Advisors and associates started virtual training for the new technology in April and May. Some 5,500 Merrill Lynch employees used them in a pilot project late last year.

Merrill did not put a price tag on the workstations but said they were part of Bank of America’s $10 billion tech budget, which includes about $3 billion for new projects that aim to improve client experience.

Total client assets for Merrill Lynch were $2.2 trillion as of March 31. At the same time, the average 12-month fees and commissions per advisor were $1.14 million, compared with $1.04 million in Q1’19 and $1.1 million in Q4’19.

Morgan Stanley

This rival wirehouse says it plans to introduce an advisory 529 program later this year based on the goals-based approach of its Wealth Management unit, which has some 15,400 financial advisors.

Wealth clients who invest in the Morgan Stanley National Advisory 529 Plan “will not pay brokerage charges or commissions on their portfolios, but rather pay an advisory fee leveraging household pricing,” according to the wirehouse.

“This allows for differentiation from our peers. No one else has done this to date,” said David Rosen, head of Traditional Investment Products, Morgan Stanley Investment Solutions, in an interview.

“The industry as a whole is moving to goals-based planning, and this [529 product] ties in perfectly with that,” Rosen explained.

The North Carolina State Education Assistance Authority will serve as the plan sponsor for this education savings program.

“There’s been increased legislation around 529 plans in terms of K-12 education, paying back student loans and other changes governing them,” said Rosen, leading to “growing interest” in these savings vehicles.

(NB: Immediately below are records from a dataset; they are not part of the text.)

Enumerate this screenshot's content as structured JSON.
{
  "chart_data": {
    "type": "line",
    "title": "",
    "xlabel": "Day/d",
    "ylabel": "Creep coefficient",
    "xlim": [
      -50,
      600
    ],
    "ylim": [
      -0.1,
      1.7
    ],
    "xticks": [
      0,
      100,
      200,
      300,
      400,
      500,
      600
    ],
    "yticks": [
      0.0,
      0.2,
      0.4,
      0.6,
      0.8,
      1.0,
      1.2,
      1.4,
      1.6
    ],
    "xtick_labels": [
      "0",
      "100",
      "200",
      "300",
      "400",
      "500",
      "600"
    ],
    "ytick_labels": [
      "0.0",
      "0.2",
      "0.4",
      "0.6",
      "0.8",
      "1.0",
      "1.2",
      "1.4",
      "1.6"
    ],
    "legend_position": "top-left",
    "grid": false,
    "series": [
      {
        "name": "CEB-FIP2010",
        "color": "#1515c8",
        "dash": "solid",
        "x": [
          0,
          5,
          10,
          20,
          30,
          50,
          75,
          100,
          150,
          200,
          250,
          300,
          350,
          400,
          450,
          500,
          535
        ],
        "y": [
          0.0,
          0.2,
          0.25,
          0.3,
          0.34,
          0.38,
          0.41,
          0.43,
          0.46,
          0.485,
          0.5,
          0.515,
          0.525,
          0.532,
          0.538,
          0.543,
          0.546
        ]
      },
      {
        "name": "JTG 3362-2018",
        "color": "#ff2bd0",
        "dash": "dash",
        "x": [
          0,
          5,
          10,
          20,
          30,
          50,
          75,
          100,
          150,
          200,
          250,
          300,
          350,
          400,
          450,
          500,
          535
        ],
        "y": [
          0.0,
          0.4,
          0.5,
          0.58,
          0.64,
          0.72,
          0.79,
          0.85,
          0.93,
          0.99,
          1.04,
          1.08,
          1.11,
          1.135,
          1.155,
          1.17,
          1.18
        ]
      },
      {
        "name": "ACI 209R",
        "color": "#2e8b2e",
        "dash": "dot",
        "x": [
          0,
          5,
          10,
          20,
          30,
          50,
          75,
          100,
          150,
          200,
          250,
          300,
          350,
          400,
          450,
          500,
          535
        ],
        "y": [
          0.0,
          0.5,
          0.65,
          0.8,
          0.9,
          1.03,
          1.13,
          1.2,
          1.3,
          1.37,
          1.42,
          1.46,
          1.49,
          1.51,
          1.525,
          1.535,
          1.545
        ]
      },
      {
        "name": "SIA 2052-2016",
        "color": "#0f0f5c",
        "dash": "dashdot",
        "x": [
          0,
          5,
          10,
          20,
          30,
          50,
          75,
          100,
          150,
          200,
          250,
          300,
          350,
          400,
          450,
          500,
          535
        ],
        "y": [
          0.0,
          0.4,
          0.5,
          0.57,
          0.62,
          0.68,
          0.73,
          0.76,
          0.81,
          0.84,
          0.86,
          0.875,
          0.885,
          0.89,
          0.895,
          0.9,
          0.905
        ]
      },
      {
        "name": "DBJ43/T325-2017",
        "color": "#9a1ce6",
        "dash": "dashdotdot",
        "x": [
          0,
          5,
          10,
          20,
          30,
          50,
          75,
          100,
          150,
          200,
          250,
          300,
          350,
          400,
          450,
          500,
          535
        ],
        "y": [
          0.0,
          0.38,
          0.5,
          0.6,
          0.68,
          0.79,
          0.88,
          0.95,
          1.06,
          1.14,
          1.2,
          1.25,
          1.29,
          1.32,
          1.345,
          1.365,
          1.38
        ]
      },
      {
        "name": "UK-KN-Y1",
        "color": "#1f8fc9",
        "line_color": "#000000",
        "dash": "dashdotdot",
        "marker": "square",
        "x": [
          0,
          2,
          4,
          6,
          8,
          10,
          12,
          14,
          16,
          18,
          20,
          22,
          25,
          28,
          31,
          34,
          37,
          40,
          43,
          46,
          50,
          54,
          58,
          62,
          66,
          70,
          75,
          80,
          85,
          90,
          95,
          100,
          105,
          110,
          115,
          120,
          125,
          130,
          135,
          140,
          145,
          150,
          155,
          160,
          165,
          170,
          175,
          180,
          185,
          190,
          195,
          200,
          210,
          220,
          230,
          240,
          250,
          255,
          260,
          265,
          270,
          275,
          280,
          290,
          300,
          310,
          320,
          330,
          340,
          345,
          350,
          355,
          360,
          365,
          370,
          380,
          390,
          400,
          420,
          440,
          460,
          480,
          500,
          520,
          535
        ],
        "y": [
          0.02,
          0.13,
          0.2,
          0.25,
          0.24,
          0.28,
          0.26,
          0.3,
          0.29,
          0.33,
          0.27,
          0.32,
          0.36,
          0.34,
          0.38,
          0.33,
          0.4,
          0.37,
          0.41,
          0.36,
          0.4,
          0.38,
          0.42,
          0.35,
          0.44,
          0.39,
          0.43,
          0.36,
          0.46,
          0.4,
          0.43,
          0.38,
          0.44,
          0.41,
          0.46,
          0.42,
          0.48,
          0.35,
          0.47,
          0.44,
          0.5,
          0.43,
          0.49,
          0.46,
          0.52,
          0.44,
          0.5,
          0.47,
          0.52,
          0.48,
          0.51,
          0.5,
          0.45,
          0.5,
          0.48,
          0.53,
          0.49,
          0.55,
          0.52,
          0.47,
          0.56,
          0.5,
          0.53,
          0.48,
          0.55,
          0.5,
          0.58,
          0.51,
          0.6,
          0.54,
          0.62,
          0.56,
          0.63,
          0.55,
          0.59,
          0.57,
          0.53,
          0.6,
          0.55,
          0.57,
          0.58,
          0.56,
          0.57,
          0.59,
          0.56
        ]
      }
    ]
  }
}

For the new 529 program, wealth clients can choose between 11 different model portfolios that invest in Morgan Stanley Pathway funds, which have outside investment managers.

The Pathway Large Cap Equity Fund, for instance, has a net annual operating expense of 48 basis points. Its prospectus also says the associated annual advisory program fees can be as high as 2%.

This yearly charge, though,“is determined ultimately by advisors and their clients” as part of the wealth unit’s “overall relationship-based” (or fee-based) pricing, and many clients pay less than 1% a year, according to Rosen.

Wealth clients seeking 529 plans on Morgan Stanley’s brokerage platform, where commissions are charged, have some 20 plan options, he adds.

As of March 31, Morgan Stanley has 15,432 advisors. Their average yearly fees and commissions were $1.05 million, and average assets per advisor were $155 million.

Total assets for the wealth unit in the first quarter were $2.4 trillion, with fee-based assets at roughly $1.13 trillion.